Published December 19, 2013
A terrorist detainee currently in U.S. custody in Afghanistan may be brought stateside for trial by military commission.
Citing unnamed administration sources, the Washington Post reports that the detainee is Taliban fighter named Hamidullan. A Russian national, he reportedly was involved in attacks that wounded or killed American service personnel in 2009 and then fought against U.S. forces in Afghanistan after 9/11.
If the Obama administration tries Hamidullan before a military commission here, this would be a significant event for a number of reasons. It would also show that, in this area at least, the administration has learned from previous mistakes.
Recall that, in a May 23 speech at National Defense University, President Obama announced he had ordered the Department of Defense to “designate a site in the United States where we can hold military commissions.”

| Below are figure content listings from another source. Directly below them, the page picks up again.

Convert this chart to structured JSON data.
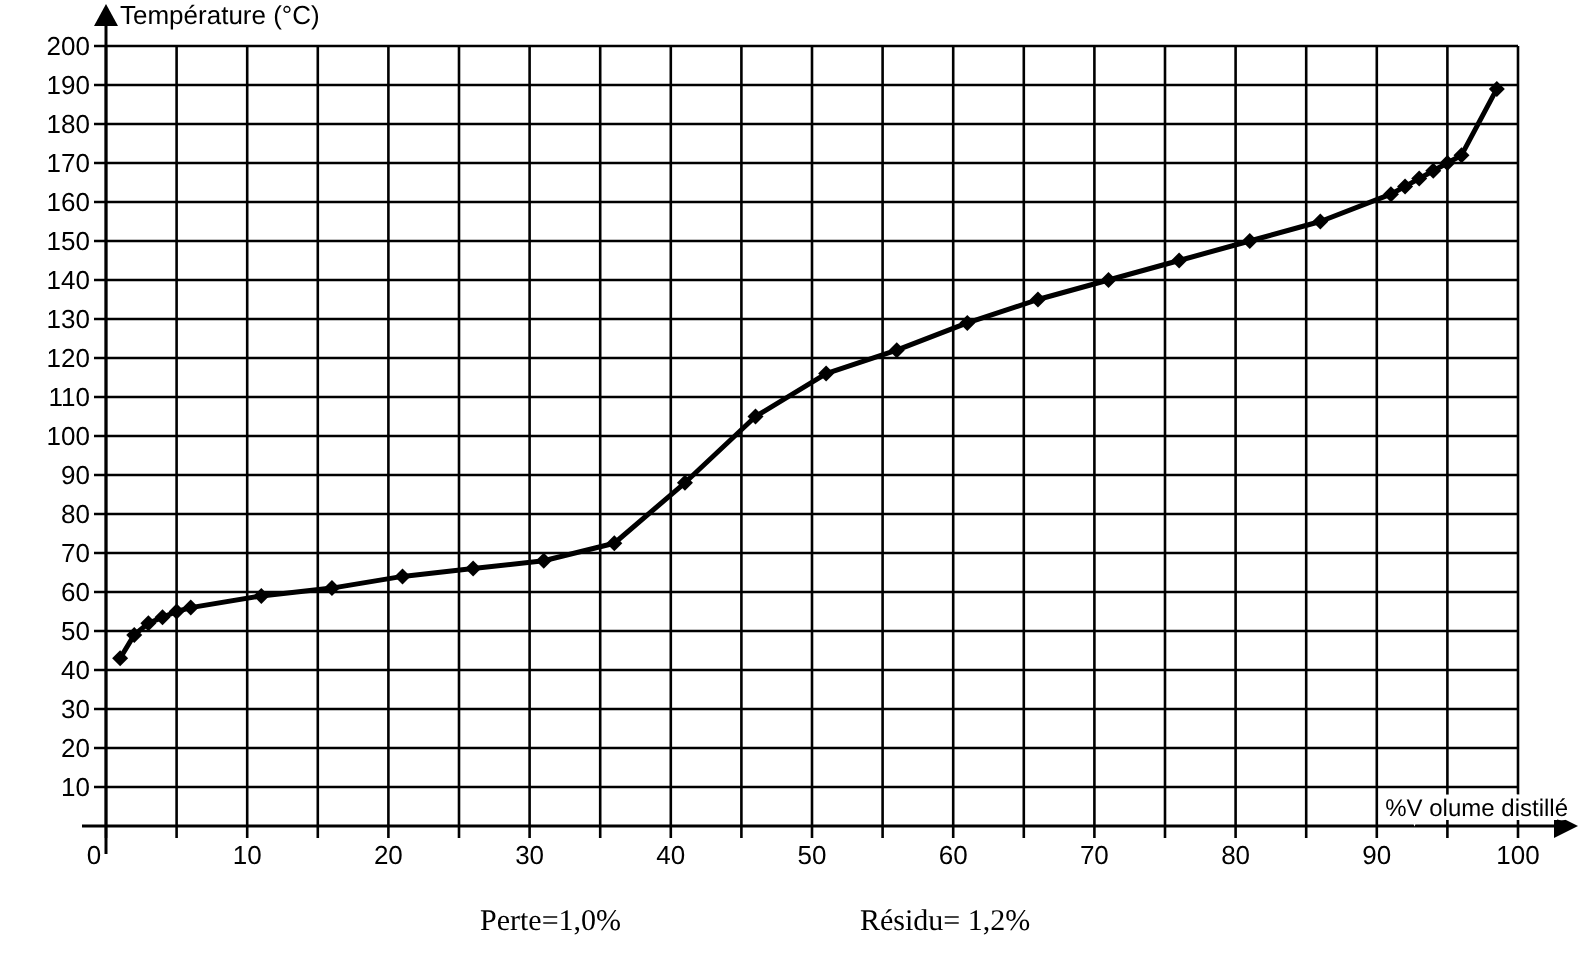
{
  "chart_data": {
    "type": "line",
    "ylabel": "Température (°C)",
    "xlabel": "%V olume distillé",
    "x": [
      1,
      2,
      3,
      4,
      5,
      6,
      11,
      16,
      21,
      26,
      31,
      36,
      41,
      46,
      51,
      56,
      61,
      66,
      71,
      76,
      81,
      86,
      91,
      92,
      93,
      94,
      95,
      96,
      98.5
    ],
    "series": [
      {
        "color": "#000000",
        "values": [
          43,
          49,
          52,
          53.5,
          55,
          56,
          59,
          61,
          64,
          66,
          68,
          72.5,
          88,
          105,
          116,
          122,
          129,
          135,
          140,
          145,
          150,
          155,
          162,
          164,
          166,
          168,
          170,
          172,
          189
        ]
      }
    ],
    "xlim": [
      0,
      100
    ],
    "ylim": [
      0,
      200
    ],
    "xticks": [
      0,
      {
        "value": 5,
        "label": null
      },
      10,
      {
        "value": 15,
        "label": null
      },
      20,
      {
        "value": 25,
        "label": null
      },
      30,
      {
        "value": 35,
        "label": null
      },
      40,
      {
        "value": 45,
        "label": null
      },
      50,
      {
        "value": 55,
        "label": null
      },
      60,
      {
        "value": 65,
        "label": null
      },
      70,
      {
        "value": 75,
        "label": null
      },
      80,
      {
        "value": 85,
        "label": null
      },
      90,
      {
        "value": 95,
        "label": null
      },
      100
    ],
    "yticks": [
      10,
      20,
      30,
      40,
      50,
      60,
      70,
      80,
      90,
      100,
      110,
      120,
      130,
      140,
      150,
      160,
      170,
      180,
      190,
      200
    ],
    "grid": true,
    "marker": "diamond",
    "line_style": "solid",
    "annotations": [
      "Perte=1,0%",
      "Résidu= 1,2%"
    ]
  }
}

This was a huge disappointment for those human rights groups that viscerally oppose military commissions.
They are convinced that military commissions are unworkable and unconstitutional. But for those of us who support military commissions or federal courts for rendering justice to accused terrorists, the president’s announcement was welcome news. Here’s why.

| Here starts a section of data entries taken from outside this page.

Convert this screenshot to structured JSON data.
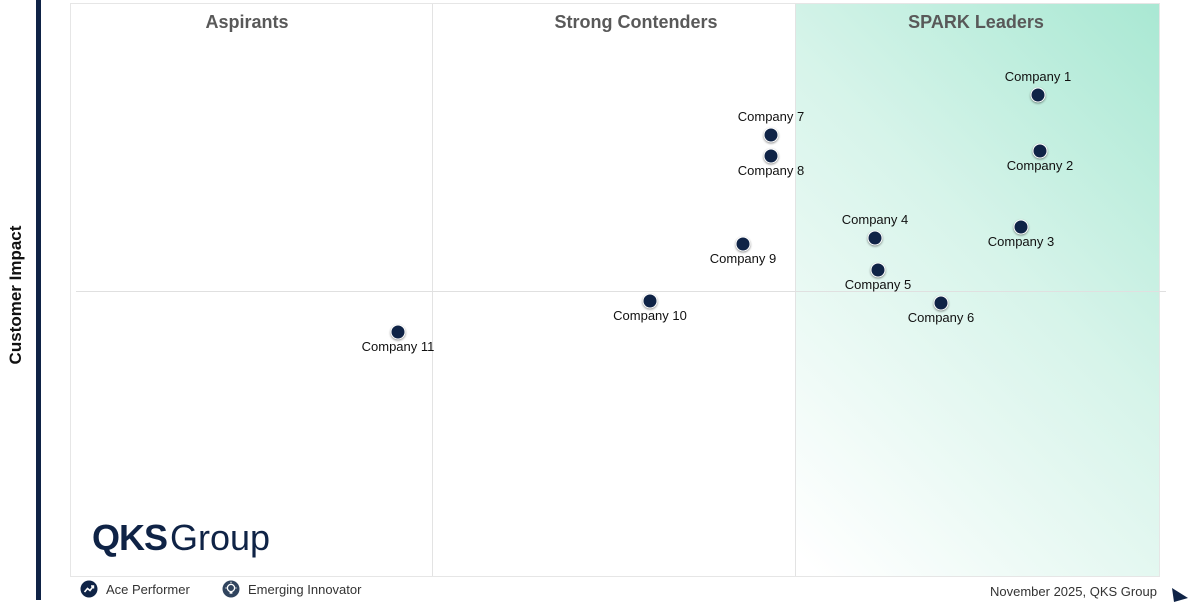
{
  "chart_data": {
    "type": "scatter",
    "ylabel": "Customer Impact",
    "quadrants": [
      "Aspirants",
      "Strong Contenders",
      "SPARK Leaders"
    ],
    "points": [
      {
        "name": "Company 1",
        "label_pos": "above"
      },
      {
        "name": "Company 2",
        "label_pos": "below"
      },
      {
        "name": "Company 3",
        "label_pos": "below"
      },
      {
        "name": "Company 4",
        "label_pos": "above"
      },
      {
        "name": "Company 5",
        "label_pos": "below"
      },
      {
        "name": "Company 6",
        "label_pos": "below"
      },
      {
        "name": "Company 7",
        "label_pos": "above"
      },
      {
        "name": "Company 8",
        "label_pos": "below"
      },
      {
        "name": "Company 9",
        "label_pos": "below"
      },
      {
        "name": "Company 10",
        "label_pos": "below"
      },
      {
        "name": "Company 11",
        "label_pos": "below"
      }
    ],
    "colors": {
      "point": "#0f2346",
      "leaders_gradient": "#a9e8d3"
    }
  },
  "logo": {
    "bold": "QKS",
    "regular": "Group"
  },
  "legend": [
    {
      "label": "Ace Performer",
      "icon": "trend-up-icon"
    },
    {
      "label": "Emerging Innovator",
      "icon": "lightbulb-icon"
    }
  ],
  "footer": "November 2025, QKS Group"
}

Today, the United States has no detainees in Iraq, 160 detainees in Guantanamo, and a couple dozen detainees in Afghanistan. The U.S. had other detainees in custody in Afghanistan, but turned them over to the Afghan government. We have, however, kept legal and physical control over a handful of non-Afghan, high-value terrorists, whom the administration calls “enduring security threats” (ESTs in Pentagon speak).
As the U.S. struggles with President Karzai to sign a security pact -- and as it becomes increasingly clear a pact may never materialize -- it has become all the more necessary for the administration to sort out what to do with those ESTs.
Once we’re out of Afghanistan, we certainly cannot hold those ESTs there. And since the Afghan government has no interest in keeping non-Afghan ESTs in custody, it’s all but certain that these detainees would be freed and subsequently rejoin the jihad.
Hamidullan is not the first detainee with American blood on his hands to be held on foreign soil by the U.S. In 2011, as U.S. combat operations wound down in Iraq, the Obama administration had to decide what to do with Ali Musa Daqduq, a Lebanese national and Hezbollah commander who orchestrated the brutal torture and murder of five American soldiers.
Instead of bringing him to justice in an American court, the administration transferred him to Iraqi custody. Within a year, an Iraqi court ruled there was insufficient evidence to hold Daqduq, and he was returned to Iran to join his Hezbollah brothers. Perhaps the administration has learned its lesson.
During the first two years of Mr. Obama’s presidency, when his own party controlled both House and Senate, the Congress passed laws prohibiting the administration from bringing Guantanamo detainees into the United States. Yet those prohibitions, enacted once again in this years’ National Defense Authorization Act (Section 1034), do not prohibit the administration from bringing non-Guantanamo terrorist detainees into the United States for trial.
Hamidullan must be brought to justice in an American court. We cannot afford another Daqduq fiasco. Our troops -- those killed and those currently serving -- deserve better.
Bringing Hamidullan to the United States for trial by military commission would be a most welcome sign. It would signal that the administration believes, after careful review, that he cannot be tried in an Article III federal court (their preferred venue), but that he is simply too dangerous to set free. It would also send a loud and clear message that the administration now recognizes -- albeit tardily -- that military commissions are an important tool for the commander-in-chief to have at his disposal.